En el extremo oriental de Cantabria, casi tocando Bizkaia, Castro Urdiales se despliega alrededor de uno de los puertos más bonitos del Cantábrico. Sobre él, encaramada a la roca, la mole gótica de Santa María y el castillo-faro componen una de las postales marineras más potentes del norte: una villa con dos mil años de historia que se disfruta a golpe de paseo, rabas y brisa salada.
Santa María, el castillo y el puente medieval
La peña que cierra el puerto concentra el conjunto monumental:
- La iglesia de Santa María de la Asunción, iniciada en el siglo XIII, es el gran templo gótico de Cantabria: arbotantes, pináculos y una silueta de catedral asomada al mar que impresiona desde cualquier ángulo.
- El castillo de Santa Ana, fortaleza medieval coronada por un faro que sigue en servicio, vigilando la bocana.
- El puente medieval, de un solo ojo y conocido como puente romano, junto a la ermita de Santa Ana sobre su peñasco: el rincón más fotografiado de la villa, sobre todo con marejada.

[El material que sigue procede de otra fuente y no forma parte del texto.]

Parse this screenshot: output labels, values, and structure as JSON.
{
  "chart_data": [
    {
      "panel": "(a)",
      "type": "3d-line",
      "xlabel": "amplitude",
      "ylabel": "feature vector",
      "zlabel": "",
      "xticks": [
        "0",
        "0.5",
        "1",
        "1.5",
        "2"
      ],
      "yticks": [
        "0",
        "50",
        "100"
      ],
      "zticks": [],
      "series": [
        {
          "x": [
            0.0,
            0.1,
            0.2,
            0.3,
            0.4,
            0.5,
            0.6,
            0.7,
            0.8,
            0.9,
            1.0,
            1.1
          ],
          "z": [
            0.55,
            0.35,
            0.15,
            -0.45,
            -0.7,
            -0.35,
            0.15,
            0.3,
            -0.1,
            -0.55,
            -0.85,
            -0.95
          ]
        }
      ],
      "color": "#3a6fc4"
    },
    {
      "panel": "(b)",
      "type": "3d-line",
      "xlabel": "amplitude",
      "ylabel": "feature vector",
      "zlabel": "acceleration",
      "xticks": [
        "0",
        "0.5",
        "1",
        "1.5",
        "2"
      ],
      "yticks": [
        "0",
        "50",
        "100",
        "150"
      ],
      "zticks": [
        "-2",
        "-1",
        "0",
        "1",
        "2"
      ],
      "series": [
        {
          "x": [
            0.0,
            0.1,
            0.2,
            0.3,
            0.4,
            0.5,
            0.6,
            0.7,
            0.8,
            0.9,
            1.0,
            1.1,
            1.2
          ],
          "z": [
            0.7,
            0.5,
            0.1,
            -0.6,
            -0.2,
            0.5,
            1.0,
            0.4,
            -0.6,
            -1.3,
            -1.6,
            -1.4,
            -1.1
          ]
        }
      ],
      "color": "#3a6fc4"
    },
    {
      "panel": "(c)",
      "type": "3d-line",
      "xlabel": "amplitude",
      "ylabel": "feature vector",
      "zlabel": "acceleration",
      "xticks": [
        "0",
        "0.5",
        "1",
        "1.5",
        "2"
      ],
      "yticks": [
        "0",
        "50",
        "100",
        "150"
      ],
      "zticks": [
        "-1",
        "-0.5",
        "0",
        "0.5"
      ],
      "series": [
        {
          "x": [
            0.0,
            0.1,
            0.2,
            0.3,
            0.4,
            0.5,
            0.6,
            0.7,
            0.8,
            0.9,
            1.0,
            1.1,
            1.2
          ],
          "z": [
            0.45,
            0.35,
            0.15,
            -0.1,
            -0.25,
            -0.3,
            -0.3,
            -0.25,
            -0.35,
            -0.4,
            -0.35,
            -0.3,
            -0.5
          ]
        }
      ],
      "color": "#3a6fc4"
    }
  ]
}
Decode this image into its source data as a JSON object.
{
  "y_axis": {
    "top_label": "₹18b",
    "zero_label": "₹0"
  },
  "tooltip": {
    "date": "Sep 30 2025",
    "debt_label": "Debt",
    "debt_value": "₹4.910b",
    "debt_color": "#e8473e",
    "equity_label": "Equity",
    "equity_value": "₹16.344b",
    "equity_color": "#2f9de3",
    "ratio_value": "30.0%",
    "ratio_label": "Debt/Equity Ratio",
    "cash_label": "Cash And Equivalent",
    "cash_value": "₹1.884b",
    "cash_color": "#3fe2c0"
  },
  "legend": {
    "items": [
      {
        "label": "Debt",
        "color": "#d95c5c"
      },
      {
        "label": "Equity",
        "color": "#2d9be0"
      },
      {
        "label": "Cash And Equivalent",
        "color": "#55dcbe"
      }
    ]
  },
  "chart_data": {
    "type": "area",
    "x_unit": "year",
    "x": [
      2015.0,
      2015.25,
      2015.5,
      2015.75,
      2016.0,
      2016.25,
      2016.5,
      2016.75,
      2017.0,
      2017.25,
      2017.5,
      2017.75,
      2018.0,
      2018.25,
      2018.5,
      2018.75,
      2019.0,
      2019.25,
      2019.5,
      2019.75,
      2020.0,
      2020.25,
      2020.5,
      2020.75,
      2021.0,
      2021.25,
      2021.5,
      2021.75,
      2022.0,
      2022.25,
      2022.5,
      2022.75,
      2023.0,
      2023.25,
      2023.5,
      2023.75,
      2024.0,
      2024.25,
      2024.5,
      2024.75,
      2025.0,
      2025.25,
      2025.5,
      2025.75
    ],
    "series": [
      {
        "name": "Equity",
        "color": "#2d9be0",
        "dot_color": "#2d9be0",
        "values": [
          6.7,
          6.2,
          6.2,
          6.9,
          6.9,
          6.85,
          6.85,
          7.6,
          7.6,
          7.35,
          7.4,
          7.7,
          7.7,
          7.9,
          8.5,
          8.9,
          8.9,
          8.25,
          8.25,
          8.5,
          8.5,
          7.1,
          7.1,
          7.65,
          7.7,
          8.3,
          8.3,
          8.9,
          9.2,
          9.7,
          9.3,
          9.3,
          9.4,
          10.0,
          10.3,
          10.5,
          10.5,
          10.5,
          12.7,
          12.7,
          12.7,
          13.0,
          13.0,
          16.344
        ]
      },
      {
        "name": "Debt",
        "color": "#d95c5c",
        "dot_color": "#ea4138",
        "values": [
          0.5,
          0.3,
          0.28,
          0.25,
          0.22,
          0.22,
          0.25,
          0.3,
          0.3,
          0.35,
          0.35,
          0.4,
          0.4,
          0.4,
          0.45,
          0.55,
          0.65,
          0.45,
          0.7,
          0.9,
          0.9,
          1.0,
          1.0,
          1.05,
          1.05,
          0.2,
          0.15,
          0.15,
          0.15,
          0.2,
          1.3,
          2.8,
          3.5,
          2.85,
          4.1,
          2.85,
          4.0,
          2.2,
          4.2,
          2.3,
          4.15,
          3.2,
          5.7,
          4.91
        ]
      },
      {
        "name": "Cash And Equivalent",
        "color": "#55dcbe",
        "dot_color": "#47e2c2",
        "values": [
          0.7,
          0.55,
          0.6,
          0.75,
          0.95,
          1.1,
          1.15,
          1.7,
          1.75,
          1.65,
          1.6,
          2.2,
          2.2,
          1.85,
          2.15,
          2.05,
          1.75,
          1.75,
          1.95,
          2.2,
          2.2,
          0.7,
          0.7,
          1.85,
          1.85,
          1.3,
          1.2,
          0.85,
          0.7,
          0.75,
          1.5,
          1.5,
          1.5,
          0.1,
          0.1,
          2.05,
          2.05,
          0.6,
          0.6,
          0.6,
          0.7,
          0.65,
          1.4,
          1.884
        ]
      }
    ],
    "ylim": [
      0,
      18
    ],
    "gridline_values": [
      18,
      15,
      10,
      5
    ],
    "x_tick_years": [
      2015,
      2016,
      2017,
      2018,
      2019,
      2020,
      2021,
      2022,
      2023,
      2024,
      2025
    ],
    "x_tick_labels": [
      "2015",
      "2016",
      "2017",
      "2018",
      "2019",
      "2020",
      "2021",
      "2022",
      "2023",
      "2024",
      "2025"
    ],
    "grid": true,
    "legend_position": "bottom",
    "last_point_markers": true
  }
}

Bajo todo ello duerme Flaviobriga, la colonia romana fundada en el siglo I sobre la que creció la villa; el casco histórico conserva su trazado apretado de calles porticadas y casas de galerías acristaladas.
El puerto y el paseo marítimo
El puerto pesquero es el salón de Castro: barcos de colores, terrazas y el ir y venir de paseantes por un frente marítimo elegante, herencia de la época en que la burguesía bilbaína veraneaba aquí y dejó villas modernistas como recuerdo. Camina hasta el rompeolas para ver batir las olas contra los bloques; unos prismáticos compactos dan mucho juego para seguir a las aves marinas y a los barcos que entran a puerto. En días de temporal, el espectáculo del mar rompiendo contra el espigón es de los que se recuerdan.
Playas y calas para todos
Castro presume de playas urbanas y salvajes a partes iguales: la de Brazomar, la clásica de arena junto al paseo, perfecta para familias; la recogida cala de Ostende; y, a pocos kilómetros, arenales más abiertos como Oriñón, entre montes que caen al mar. Si te gusta caminar, los acantilados del entorno esconden sendas con vistas continuas al Cantábrico; con una mochila de día ligera con agua y algo de picar tienes plan para toda la mañana.
Dónde comer: cocina de puerto
Aquí se come mirando al mar y de temporada: rabas, sardinas y bocarte a la brasa, besugo, marmita y los caracolillos que son seña de identidad castreña. La zona del puerto y las calles del casco viejo concentran la mayor animación, con ambiente de pintxo y vermú que delata la vecindad vasca.
Cómo llegar y cuándo ir
Castro Urdiales está junto a la autovía A-8, a media hora de Bilbao y a unos 45 minutos de Santander, así que funciona tanto de escapada de fin de semana como de parada en ruta por la cornisa. En verano hierve de vida; en primavera y otoño se disfruta con calma, y en Semana Santa su tradicional Pasión Viviente llena las calles. En cualquier época, esto es el Cantábrico: mete una capa de lluvia plegable en la maleta y ningún chubasco te estropeará el paseo por el rompeolas.
Gótico junto al mar, puerto con vida y playas a pie de calle: pocas villas marineras ofrecen tanto en tan poco espacio. Castro Urdiales te espera con la mesa puesta y el faro encendido.